Des émotions qui ne se limitent pas aux publications numériques. Ces tonalités, nous les retrouvons dans des séries comme Fleabag donc, mais également Euphoria, le hit teen de HBO aux nuances dépressives. Dazed voit même là le descriptif du style de l'une des jeunes romancières anglophones les plus brillantes de sa génération : Sally Rooney, autrice de Normal People, adapté (avec talent) sous la forme d'une excellente série estampillée BBC.
Il y a donc dans cette expression la voix d'une époque. Et à en croire Amanda Brennan, les confinements, tout comme l'avènement de TikTok, ont d'autant plus encouragé cette autodérision un brin sauvage. "Les femmes explorent une brutalité qu'elles ne se sentaient peut-être pas autorisées à explorer auparavant", suggère l'experte. Précisant cependant que cette attitude n'est pas étrangère... à une "volonté d'autodestruction".

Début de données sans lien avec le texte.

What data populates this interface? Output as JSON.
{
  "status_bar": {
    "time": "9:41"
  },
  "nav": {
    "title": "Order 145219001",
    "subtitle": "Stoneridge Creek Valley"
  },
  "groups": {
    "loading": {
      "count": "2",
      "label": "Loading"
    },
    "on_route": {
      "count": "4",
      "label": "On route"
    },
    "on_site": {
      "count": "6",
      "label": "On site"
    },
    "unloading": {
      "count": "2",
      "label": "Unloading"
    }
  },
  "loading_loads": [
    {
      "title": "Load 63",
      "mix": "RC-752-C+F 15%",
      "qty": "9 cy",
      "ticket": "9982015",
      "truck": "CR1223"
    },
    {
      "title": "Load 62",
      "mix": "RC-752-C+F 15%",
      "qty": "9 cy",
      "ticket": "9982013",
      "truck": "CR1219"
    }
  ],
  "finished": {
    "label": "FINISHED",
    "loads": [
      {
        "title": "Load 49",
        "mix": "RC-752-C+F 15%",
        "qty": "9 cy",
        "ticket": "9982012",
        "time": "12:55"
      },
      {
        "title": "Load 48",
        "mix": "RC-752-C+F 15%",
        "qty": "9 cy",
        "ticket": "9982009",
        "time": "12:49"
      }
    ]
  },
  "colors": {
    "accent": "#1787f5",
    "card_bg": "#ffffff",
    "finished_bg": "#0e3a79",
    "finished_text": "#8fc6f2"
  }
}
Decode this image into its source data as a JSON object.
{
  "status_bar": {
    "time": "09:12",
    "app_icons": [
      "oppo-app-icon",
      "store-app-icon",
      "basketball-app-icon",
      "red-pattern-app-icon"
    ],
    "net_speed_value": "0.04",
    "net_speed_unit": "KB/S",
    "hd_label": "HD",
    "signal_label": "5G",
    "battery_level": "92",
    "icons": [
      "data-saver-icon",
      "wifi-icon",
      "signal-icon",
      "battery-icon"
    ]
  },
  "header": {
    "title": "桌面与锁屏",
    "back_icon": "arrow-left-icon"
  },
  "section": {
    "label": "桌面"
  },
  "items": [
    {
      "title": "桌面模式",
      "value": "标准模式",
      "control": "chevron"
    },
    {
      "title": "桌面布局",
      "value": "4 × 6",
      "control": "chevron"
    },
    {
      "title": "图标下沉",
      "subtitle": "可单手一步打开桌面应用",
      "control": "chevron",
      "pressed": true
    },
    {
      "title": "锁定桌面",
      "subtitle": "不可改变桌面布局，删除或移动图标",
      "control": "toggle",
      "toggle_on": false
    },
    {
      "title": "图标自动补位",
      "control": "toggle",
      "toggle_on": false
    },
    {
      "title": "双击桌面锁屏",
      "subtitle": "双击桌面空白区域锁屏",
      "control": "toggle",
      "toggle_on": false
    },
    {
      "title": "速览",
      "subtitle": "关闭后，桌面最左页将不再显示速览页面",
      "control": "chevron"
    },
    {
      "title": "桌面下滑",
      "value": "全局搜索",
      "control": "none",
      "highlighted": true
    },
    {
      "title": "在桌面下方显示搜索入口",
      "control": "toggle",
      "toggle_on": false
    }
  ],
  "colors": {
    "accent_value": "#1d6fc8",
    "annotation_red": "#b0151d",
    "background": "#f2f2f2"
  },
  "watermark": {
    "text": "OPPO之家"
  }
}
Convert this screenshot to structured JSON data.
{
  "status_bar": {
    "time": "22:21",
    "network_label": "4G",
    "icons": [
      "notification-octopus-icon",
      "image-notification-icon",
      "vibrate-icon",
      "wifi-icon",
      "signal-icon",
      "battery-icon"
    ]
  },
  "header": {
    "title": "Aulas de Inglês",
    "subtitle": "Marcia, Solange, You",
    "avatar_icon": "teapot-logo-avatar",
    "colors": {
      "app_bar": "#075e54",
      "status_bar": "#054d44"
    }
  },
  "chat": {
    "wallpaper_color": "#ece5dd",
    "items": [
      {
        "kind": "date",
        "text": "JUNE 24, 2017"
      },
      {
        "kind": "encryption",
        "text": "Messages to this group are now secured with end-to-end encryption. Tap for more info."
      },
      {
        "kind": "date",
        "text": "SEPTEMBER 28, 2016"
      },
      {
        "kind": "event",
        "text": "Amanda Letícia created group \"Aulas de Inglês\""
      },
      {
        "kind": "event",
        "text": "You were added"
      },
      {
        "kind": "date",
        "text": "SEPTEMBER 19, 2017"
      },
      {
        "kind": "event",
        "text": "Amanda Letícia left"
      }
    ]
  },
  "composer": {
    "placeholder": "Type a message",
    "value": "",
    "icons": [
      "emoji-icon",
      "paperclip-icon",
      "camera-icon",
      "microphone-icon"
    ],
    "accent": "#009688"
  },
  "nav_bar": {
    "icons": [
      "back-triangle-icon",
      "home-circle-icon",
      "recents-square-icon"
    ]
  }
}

Car voilà, pour les voix les plus critiques et perplexes, le "féminisme dissociatif" n'aurait pas grand-chose de "cool", loin de là. Au contraire, certaines autrices et journalistes y perçoivent une certaine passivité, une forme d'apathie, voire mêle, du "nihilisme pur et dur", qui nuirait au féminisme. Et n'impliquerait pas forcément un engagement militant à toute épreuve par ailleurs.
La dérision et la nonchalance pourraient même inciter à romantiser un certain mal-être, comme la dépression. Romantisation qui s'observe d'ailleurs largement dans bien des films et des séries.
Sur TikTok, précise le journal Metro, il n'est ainsi pas rare de voir circuler des montages de jeunes utilisateurs "suggérant la prétendue beauté sombre de la dépression", mal-être esthétisé ou traité avec ironie. Le simple fait de constater la montée en tendance du mot "nihilism" le suggère.
Des contenus qui malgré tout participent à médiatiser les enjeux - cruciaux - de santé mentale. Et en disent long sur les maux d'une certaine jeunesse. C'est aussi pour cela que le "féminisme dissociatif" n'est pas fustigé par toutes.
De son côté, la rédactrice en chef du magazine Polyester et podcasteuse Ione Gamble décrit chez Dazed l'attitude de la féministe dissociative, "archétype de la fille cool un peu désordonnée, qui ne se soucie de rien, découragée par le monde et par son avenir, mais également très consciente de ses émotions". Loin du cynisme total, le magazine voit à travers elle "une forme d'humour abstrait qui parle de choses dans l'air du temps".
Car après tout, qui pourrait affirmer qu'un ton apparemment passif et désabusé soit exempt de sensibilité et d'engagement ? Surtout quand il désigne une attitude largement répandue, des productions culturelles influentes aux publications des réseaux sociaux les plus pop. Des sites comme Romper.com affirment d'ailleurs que ce ton "pince-sans-rire" ne daterait pas d'hier, qu'il a trait à bien des expériences de femmes, et qu'il n'impliquerait pas forcément de "ne rien ressentir".
Une chose est sûre, l'expression ne laisse personne indifférent·e.